To effectively solve a research problem, I need a very fast
(sub-microsecond, if possible) method to determine whether one 96-bit
integer is an exact multiple of another 96-bit integer.
The high-level application is mostly written in Perl and is intended
to be portable, but right now I am concentrating on the hardware that
I have in-hand, which include 2.4 GHz Xeons, a 1.8 GHz Athlon64
("3000+), a 1.8GHz Pentium M, and a Mac with a G5 CPU (sorry, I don't
know the CPU speed). The x86s (except for the Pentium M) are running
Linux, the Pentium M is running Windows XP and the Mac is running OS
I am also interested in identifying which of these hardware/OS platforms
might be able to provide the desired speed, and to benchmark all of them
under near-optimal conditions. For now I am mostly coding low-level tests
in C, and hope to expose them to Perl using XS once I figure out which
solutions are effective.
At present I've been unable to get good 96-bit results (the only things I've
tried are the Perl modules Math::GMP and Math::BigInt modules), so I've been
focusing on 64-bit integers which are adequate to address a significant
portion of my problem space, using C's "unsigned long long" integers.

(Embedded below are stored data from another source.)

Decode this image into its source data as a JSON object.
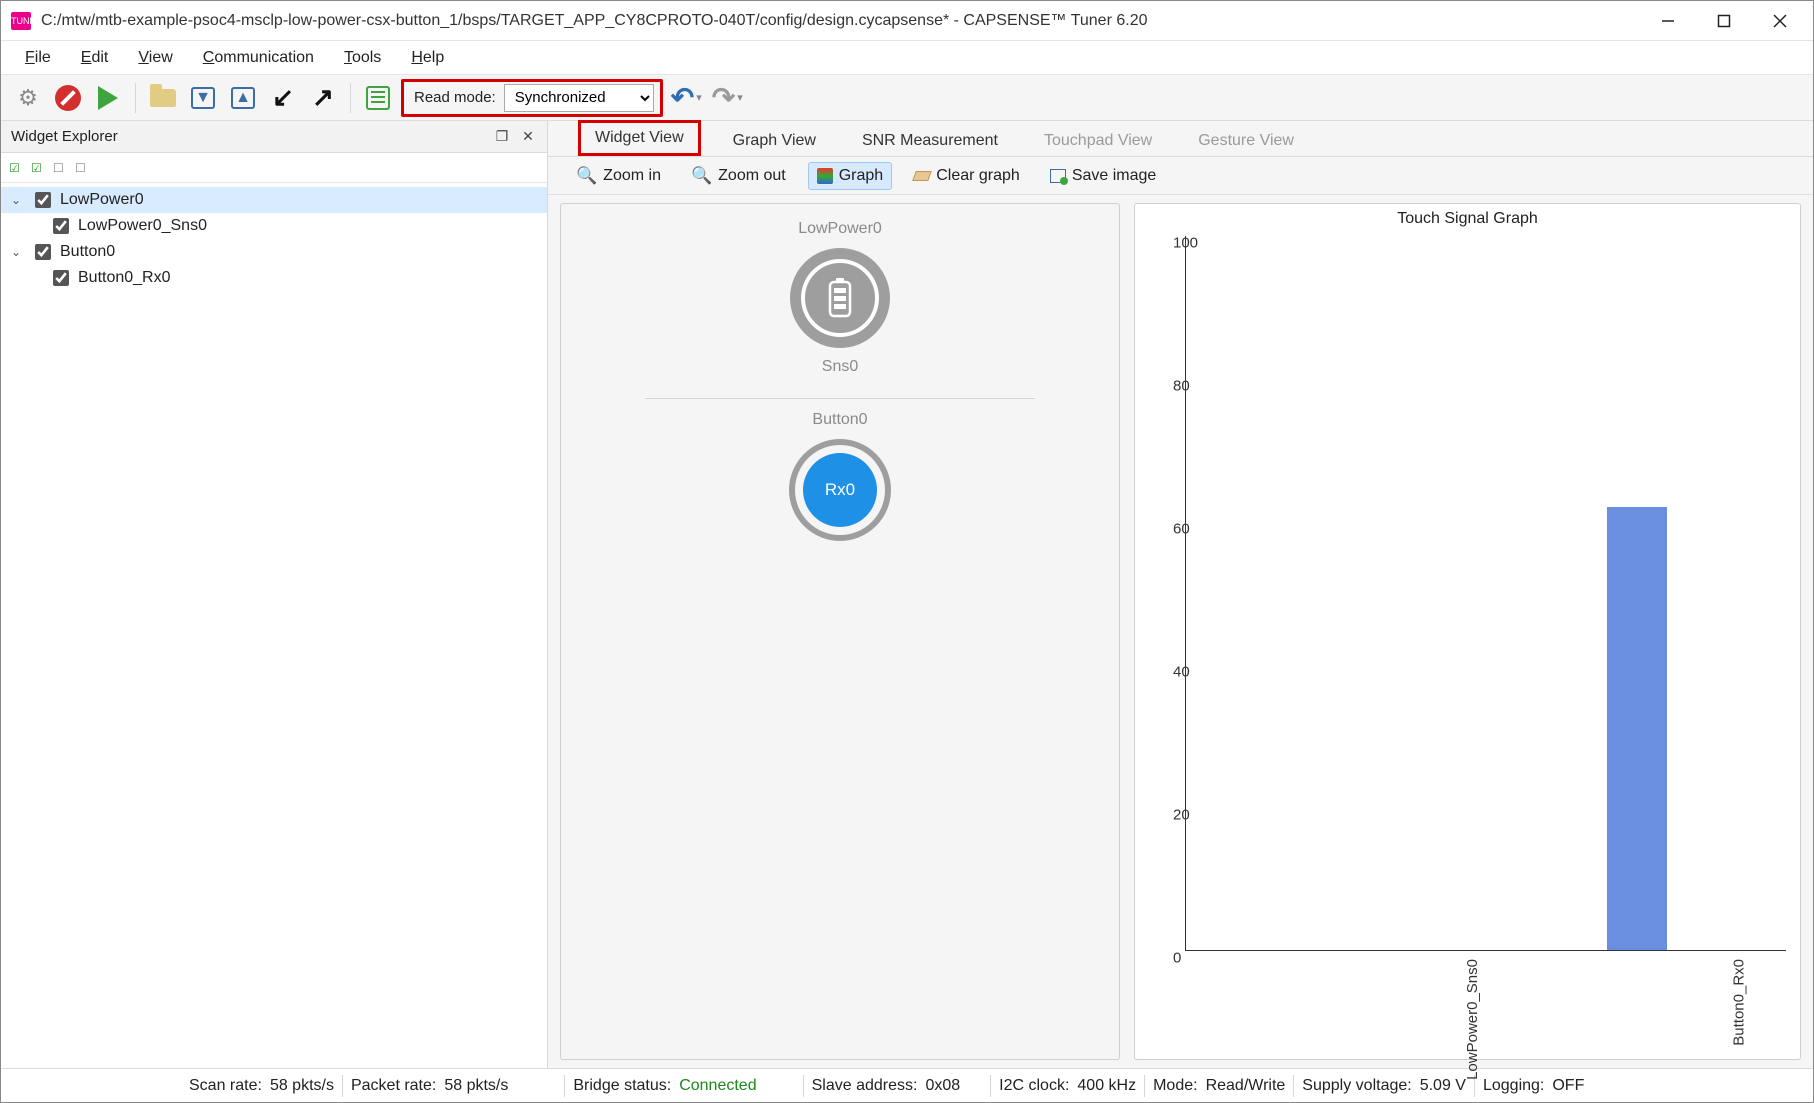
{
  "window": {
    "title": "C:/mtw/mtb-example-psoc4-msclp-low-power-csx-button_1/bsps/TARGET_APP_CY8CPROTO-040T/config/design.cycapsense* - CAPSENSE™ Tuner 6.20"
  },
  "menu": {
    "file": "File",
    "edit": "Edit",
    "view": "View",
    "communication": "Communication",
    "tools": "Tools",
    "help": "Help"
  },
  "toolbar": {
    "read_mode_label": "Read mode:",
    "read_mode_value": "Synchronized"
  },
  "explorer": {
    "title": "Widget Explorer",
    "items": [
      {
        "label": "LowPower0",
        "children": [
          {
            "label": "LowPower0_Sns0"
          }
        ]
      },
      {
        "label": "Button0",
        "children": [
          {
            "label": "Button0_Rx0"
          }
        ]
      }
    ]
  },
  "tabs": {
    "widget_view": "Widget View",
    "graph_view": "Graph View",
    "snr": "SNR Measurement",
    "touchpad": "Touchpad View",
    "gesture": "Gesture View"
  },
  "subtoolbar": {
    "zoom_in": "Zoom in",
    "zoom_out": "Zoom out",
    "graph": "Graph",
    "clear": "Clear graph",
    "save": "Save image"
  },
  "widget_view": {
    "group1_title": "LowPower0",
    "group1_sensor": "Sns0",
    "group2_title": "Button0",
    "group2_sensor": "Rx0"
  },
  "chart": {
    "title": "Touch Signal Graph"
  },
  "chart_data": {
    "type": "bar",
    "title": "Touch Signal Graph",
    "categories": [
      "LowPower0_Sns0",
      "Button0_Rx0"
    ],
    "values": [
      0,
      62
    ],
    "ylabel": "",
    "xlabel": "",
    "ylim": [
      0,
      100
    ],
    "yticks": [
      0,
      20,
      40,
      60,
      80,
      100
    ]
  },
  "status": {
    "scan_rate_label": "Scan rate:",
    "scan_rate_value": "58 pkts/s",
    "packet_rate_label": "Packet rate:",
    "packet_rate_value": "58 pkts/s",
    "bridge_status_label": "Bridge status:",
    "bridge_status_value": "Connected",
    "slave_addr_label": "Slave address:",
    "slave_addr_value": "0x08",
    "i2c_label": "I2C clock:",
    "i2c_value": "400 kHz",
    "mode_label": "Mode:",
    "mode_value": "Read/Write",
    "supply_label": "Supply voltage:",
    "supply_value": "5.09 V",
    "logging_label": "Logging:",
    "logging_value": "OFF"
  }
}
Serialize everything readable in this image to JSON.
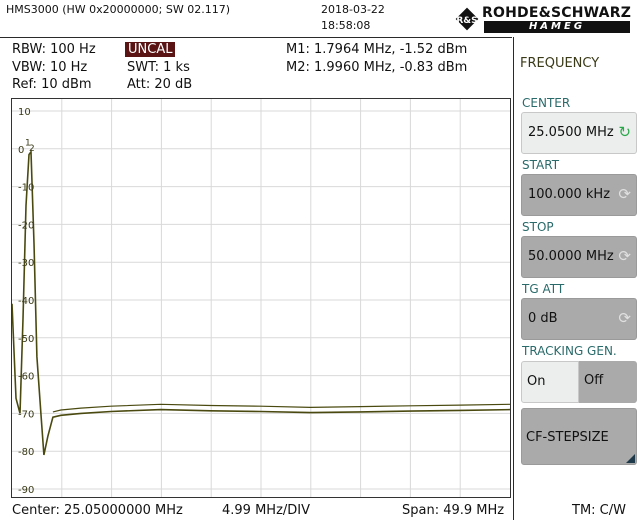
{
  "header": {
    "device": "HMS3000 (HW 0x20000000; SW 02.117)",
    "date": "2018-03-22",
    "time": "18:58:08",
    "logo_top": "ROHDE&SCHWARZ",
    "logo_bottom": "HAMEG"
  },
  "settings": {
    "rbw": "RBW: 100 Hz",
    "vbw": "VBW: 10 Hz",
    "ref": "Ref: 10 dBm",
    "uncal": "UNCAL",
    "swt": "SWT: 1 ks",
    "att": "Att: 20 dB"
  },
  "markers": {
    "m1": "M1: 1.7964 MHz, -1.52 dBm",
    "m2": "M2: 1.9960 MHz, -0.83 dBm"
  },
  "menu": {
    "title": "FREQUENCY",
    "center_label": "CENTER",
    "center_value": "25.0500 MHz",
    "start_label": "START",
    "start_value": "100.000 kHz",
    "stop_label": "STOP",
    "stop_value": "50.0000 MHz",
    "tgatt_label": "TG ATT",
    "tgatt_value": "0 dB",
    "tracking_label": "TRACKING GEN.",
    "tracking_on": "On",
    "tracking_off": "Off",
    "cfstep_label": "CF-STEPSIZE"
  },
  "footer": {
    "center": "Center: 25.05000000 MHz",
    "div": "4.99 MHz/DIV",
    "span": "Span: 49.9 MHz",
    "tm": "TM: C/W"
  },
  "colors": {
    "trace": "#4a4a10",
    "grid": "#d9d9d9",
    "accent_label": "#2a6a6a",
    "refresh_icon": "#2aa84a"
  },
  "chart_data": {
    "type": "line",
    "y_ticks": [
      "10",
      "0",
      "-10",
      "-20",
      "-30",
      "-40",
      "-50",
      "-60",
      "-70",
      "-80",
      "-90"
    ],
    "ylim": [
      -90,
      10
    ],
    "xlim": [
      0.1,
      50.0
    ],
    "x_unit": "MHz",
    "y_unit": "dBm",
    "grid": true,
    "series": [
      {
        "x": [
          0.1,
          0.5,
          0.9,
          1.2,
          1.5,
          1.8,
          2.0,
          2.3,
          2.6,
          3.0,
          3.3,
          3.7,
          4.2,
          5.0,
          7.0,
          10.0,
          15.0,
          20.0,
          25.0,
          30.0,
          35.0,
          40.0,
          45.0,
          50.0
        ],
        "y": [
          -41,
          -66,
          -70,
          -45,
          -15,
          -1.5,
          -0.8,
          -25,
          -55,
          -70,
          -81,
          -76,
          -71,
          -70.5,
          -70,
          -69.5,
          -69,
          -69.3,
          -69.5,
          -69.8,
          -69.6,
          -69.4,
          -69.2,
          -69
        ]
      }
    ]
  }
}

Using
"gcc -O" (version 3.3) on the Xeon and Athlon64, I am able to average 0.4
usec and 0.25 usec, respectively for 64-bit modulo.
So finally, here are my questions:
(1) I'm impressed with the job that the Xeon is doing performing 64-bit
modulo despite the fact that it lacks 64-bit integer hardware. In the GCC
libraries and/or Linux kernel, where can I find the source code for this
operation? I've guessed that it might be in lldiv.c, but thus far have run
into dead ends. I'm hoping to adapt their approach for the 96-bit problem.
(2) Which gcc options will ensure that the Athlon64 is really using its
native 64-bit hardware? The fast observed performance might be due to other
factors, and I might be able to do better yet.
(3) Any way to get more bits would be nice. E.g. the current x86 FPUs seems
to have 96-bit floating point registers which in principle might lead to ~a
73-bit mantissa, but in practice it seems that IEEE-854 mandates that no
additional bits are used for the mantissa. Are there any other tricks that
I'm unaware of? What if I were willing to settle for a 96-bit dividend and
a 64-bit divisor?
(4) Is there any hope to squeeze this sort of high performance out of
something like the GMP libraries? I'm afraid that they may be too general
for my use, but I haven't yet played with the native C libraries, where in
particular the mpz_cdiv_r() & mpz_sgn() functions look promising.
I realize that portions of my question are probably out of scope for this
newsgroup, but I hope that you'll see that it's all related. Redirects
[I'm wondering whether it might be better to recode your numbers using
modular arithmetic, which makes this sort of division testing faster.